When the client sends a request, the following exception is reported:

java.lang.IllegalStateException: No primary or single public constructor found for class com.example.domain.DateRange - and no default constructor found either at org.springframework.beans.BeanUtils.getResolvableConstructor(BeanUtils.java:250) ~[spring-beans-5.3.5.jar:5.3.5]

DateRange has a single primary constructor, DateRange(YearMonth, YearMonth). The other constructor call this.

The client passes in a full date string such as 2021-01-01 for end / start date request params, but I only care about the month and year.

Is there a way to tell Spring to use DateRange(YearMonth start, YearMonth end) when binding the request?


Solution

  • The stack trace indicates that Spring needs a so called primary constructor. For Java this means a single constructor that can be used. As you have 2 this mechanism fails.

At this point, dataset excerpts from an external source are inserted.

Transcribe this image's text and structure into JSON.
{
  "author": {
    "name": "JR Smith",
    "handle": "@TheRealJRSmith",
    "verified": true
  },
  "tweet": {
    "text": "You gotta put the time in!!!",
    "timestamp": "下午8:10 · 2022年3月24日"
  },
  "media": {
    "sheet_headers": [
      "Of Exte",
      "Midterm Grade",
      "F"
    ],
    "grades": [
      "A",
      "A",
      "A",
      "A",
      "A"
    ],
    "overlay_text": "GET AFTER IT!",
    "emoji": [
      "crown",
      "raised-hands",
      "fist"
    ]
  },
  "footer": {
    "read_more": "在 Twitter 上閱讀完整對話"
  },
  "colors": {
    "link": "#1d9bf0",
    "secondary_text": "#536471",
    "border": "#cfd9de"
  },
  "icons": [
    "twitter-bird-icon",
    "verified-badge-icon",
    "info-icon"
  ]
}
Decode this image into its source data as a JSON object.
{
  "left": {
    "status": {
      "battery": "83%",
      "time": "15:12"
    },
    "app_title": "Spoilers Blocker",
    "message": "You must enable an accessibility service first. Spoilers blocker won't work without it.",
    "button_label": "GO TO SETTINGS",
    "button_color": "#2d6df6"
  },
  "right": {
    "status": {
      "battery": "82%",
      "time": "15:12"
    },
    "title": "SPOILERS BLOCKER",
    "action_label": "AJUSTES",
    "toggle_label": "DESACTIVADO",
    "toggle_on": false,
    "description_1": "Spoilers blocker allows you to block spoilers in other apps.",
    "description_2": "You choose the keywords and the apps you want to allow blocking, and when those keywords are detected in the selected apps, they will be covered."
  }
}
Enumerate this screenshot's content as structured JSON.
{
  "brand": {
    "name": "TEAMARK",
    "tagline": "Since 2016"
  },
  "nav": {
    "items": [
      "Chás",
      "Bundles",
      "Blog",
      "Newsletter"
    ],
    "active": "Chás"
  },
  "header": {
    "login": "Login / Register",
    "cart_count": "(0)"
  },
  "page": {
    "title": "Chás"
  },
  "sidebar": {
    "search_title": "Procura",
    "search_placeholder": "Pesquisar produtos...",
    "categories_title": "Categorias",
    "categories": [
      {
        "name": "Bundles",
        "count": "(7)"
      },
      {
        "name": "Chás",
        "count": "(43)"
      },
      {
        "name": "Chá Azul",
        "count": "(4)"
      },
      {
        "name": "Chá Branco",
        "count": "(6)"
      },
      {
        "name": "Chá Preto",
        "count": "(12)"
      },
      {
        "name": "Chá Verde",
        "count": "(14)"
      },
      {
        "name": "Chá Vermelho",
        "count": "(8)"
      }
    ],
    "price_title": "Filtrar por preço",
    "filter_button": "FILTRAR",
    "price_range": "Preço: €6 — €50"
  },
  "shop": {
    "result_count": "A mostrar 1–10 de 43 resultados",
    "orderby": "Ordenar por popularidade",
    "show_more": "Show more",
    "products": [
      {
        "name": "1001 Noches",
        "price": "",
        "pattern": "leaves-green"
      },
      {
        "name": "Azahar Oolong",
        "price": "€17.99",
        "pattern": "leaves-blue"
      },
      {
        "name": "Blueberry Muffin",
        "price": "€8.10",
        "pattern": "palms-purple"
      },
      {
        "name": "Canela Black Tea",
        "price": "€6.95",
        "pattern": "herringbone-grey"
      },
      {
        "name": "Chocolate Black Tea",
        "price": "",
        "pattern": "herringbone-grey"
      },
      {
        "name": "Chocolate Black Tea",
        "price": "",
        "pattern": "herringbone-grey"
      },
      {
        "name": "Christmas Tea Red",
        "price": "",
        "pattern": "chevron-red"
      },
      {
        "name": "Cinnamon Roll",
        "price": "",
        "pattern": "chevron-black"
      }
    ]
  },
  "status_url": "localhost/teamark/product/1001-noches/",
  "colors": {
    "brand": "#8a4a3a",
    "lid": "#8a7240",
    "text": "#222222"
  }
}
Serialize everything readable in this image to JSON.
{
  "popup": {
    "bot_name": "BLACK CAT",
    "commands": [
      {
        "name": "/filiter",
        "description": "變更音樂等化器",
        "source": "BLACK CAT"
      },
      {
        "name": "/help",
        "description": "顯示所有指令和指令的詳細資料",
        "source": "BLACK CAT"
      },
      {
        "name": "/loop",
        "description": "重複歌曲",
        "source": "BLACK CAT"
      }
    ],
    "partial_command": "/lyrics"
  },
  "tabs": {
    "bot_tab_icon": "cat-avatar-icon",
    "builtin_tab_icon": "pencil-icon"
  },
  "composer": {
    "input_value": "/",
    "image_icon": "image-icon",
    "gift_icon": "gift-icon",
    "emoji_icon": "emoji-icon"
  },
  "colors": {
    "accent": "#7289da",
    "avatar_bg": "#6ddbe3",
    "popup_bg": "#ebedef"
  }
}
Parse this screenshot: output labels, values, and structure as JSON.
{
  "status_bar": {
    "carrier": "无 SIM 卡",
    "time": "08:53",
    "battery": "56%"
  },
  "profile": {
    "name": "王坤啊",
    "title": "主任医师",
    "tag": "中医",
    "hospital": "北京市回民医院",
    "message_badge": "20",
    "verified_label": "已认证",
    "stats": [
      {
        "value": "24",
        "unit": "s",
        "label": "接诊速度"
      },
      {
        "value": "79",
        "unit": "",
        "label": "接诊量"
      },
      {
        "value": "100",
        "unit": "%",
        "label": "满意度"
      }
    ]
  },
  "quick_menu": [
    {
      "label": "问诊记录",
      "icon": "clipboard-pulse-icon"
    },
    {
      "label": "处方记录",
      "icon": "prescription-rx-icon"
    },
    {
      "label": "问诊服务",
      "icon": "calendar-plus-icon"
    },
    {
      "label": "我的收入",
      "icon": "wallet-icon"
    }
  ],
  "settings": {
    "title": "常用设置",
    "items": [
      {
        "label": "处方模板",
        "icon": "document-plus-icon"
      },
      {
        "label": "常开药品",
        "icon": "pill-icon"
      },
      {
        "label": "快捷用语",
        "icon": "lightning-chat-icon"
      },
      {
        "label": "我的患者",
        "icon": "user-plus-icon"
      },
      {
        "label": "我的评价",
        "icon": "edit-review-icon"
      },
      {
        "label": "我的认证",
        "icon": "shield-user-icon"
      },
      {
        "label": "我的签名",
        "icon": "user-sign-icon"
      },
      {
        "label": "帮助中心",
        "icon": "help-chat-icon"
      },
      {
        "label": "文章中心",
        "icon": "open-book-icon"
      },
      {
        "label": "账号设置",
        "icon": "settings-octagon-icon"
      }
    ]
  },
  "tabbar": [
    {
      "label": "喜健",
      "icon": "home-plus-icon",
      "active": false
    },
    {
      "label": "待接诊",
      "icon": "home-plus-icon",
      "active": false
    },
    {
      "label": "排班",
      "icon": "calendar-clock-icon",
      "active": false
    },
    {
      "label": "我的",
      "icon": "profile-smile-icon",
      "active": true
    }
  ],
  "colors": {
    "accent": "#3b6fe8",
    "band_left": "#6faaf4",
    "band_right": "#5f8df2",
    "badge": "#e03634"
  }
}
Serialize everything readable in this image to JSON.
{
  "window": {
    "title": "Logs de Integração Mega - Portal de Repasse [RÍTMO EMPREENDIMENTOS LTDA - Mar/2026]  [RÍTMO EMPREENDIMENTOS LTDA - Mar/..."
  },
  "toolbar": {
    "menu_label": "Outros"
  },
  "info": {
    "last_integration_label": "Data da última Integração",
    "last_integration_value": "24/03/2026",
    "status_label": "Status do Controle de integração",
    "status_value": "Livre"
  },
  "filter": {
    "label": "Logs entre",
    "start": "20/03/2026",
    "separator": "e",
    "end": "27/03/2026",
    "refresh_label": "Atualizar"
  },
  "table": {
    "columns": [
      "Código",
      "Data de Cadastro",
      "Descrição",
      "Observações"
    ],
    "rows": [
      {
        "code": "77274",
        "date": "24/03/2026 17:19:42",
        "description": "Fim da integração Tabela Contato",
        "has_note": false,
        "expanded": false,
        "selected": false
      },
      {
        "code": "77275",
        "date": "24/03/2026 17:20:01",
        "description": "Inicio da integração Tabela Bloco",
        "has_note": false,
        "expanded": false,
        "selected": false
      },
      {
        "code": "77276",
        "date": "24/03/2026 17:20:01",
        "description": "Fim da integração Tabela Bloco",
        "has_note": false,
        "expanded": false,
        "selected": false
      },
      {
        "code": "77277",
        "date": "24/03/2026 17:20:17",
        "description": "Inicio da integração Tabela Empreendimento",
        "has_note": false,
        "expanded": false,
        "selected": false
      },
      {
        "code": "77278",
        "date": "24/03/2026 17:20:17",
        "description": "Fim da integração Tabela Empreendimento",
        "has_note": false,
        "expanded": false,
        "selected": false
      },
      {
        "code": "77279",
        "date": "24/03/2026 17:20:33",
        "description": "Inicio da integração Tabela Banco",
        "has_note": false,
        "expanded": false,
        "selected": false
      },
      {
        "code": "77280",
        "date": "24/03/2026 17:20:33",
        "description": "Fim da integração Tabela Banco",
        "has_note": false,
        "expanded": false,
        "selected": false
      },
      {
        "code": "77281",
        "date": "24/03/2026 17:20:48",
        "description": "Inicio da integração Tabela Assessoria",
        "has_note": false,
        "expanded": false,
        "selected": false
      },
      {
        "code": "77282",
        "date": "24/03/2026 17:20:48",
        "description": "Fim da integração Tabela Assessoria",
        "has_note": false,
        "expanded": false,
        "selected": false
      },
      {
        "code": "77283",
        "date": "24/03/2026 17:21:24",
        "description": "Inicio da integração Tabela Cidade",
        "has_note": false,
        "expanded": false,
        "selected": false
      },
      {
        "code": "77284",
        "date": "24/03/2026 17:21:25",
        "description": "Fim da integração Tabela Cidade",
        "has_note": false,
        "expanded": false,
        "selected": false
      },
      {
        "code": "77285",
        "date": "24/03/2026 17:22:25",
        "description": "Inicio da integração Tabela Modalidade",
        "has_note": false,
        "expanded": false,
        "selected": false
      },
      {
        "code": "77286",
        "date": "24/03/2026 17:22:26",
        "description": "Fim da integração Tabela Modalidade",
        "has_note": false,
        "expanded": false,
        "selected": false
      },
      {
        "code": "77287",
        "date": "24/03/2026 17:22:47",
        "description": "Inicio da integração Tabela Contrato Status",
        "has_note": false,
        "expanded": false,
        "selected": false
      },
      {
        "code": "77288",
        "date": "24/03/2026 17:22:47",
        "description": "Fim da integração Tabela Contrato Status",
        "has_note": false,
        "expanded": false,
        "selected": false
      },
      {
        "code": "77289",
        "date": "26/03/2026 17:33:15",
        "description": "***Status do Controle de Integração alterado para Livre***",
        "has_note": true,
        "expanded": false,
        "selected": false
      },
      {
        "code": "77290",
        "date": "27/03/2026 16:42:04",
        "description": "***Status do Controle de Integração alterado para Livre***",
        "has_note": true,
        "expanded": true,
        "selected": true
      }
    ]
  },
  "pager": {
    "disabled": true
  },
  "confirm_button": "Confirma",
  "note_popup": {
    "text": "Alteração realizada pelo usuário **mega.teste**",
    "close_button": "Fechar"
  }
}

    You can work around this by removing the constructor using a YearMonth and Period and move that to a factory method and use that instead of the constructor.

    public class DateRange {
    
        private YearMonth start;    
        private YearMonth end;
    
        public DateRange(YearMonth start, YearMonth end) {
               this.start = start;
               this.end = end;
        }
                
        public static DateRange of(YearMonth end, Period period) {
            return new DateRange(end.minus(period.minusMonths(1)), end);            
        }
    }
    

    When using the format 2021-09 instead of a full date, Spring will automatically use the YearMonthFormatter (available since Spring 4.2) to convert from/to a YearMonth. So you don't need the @DateTimeFormat annotation that way.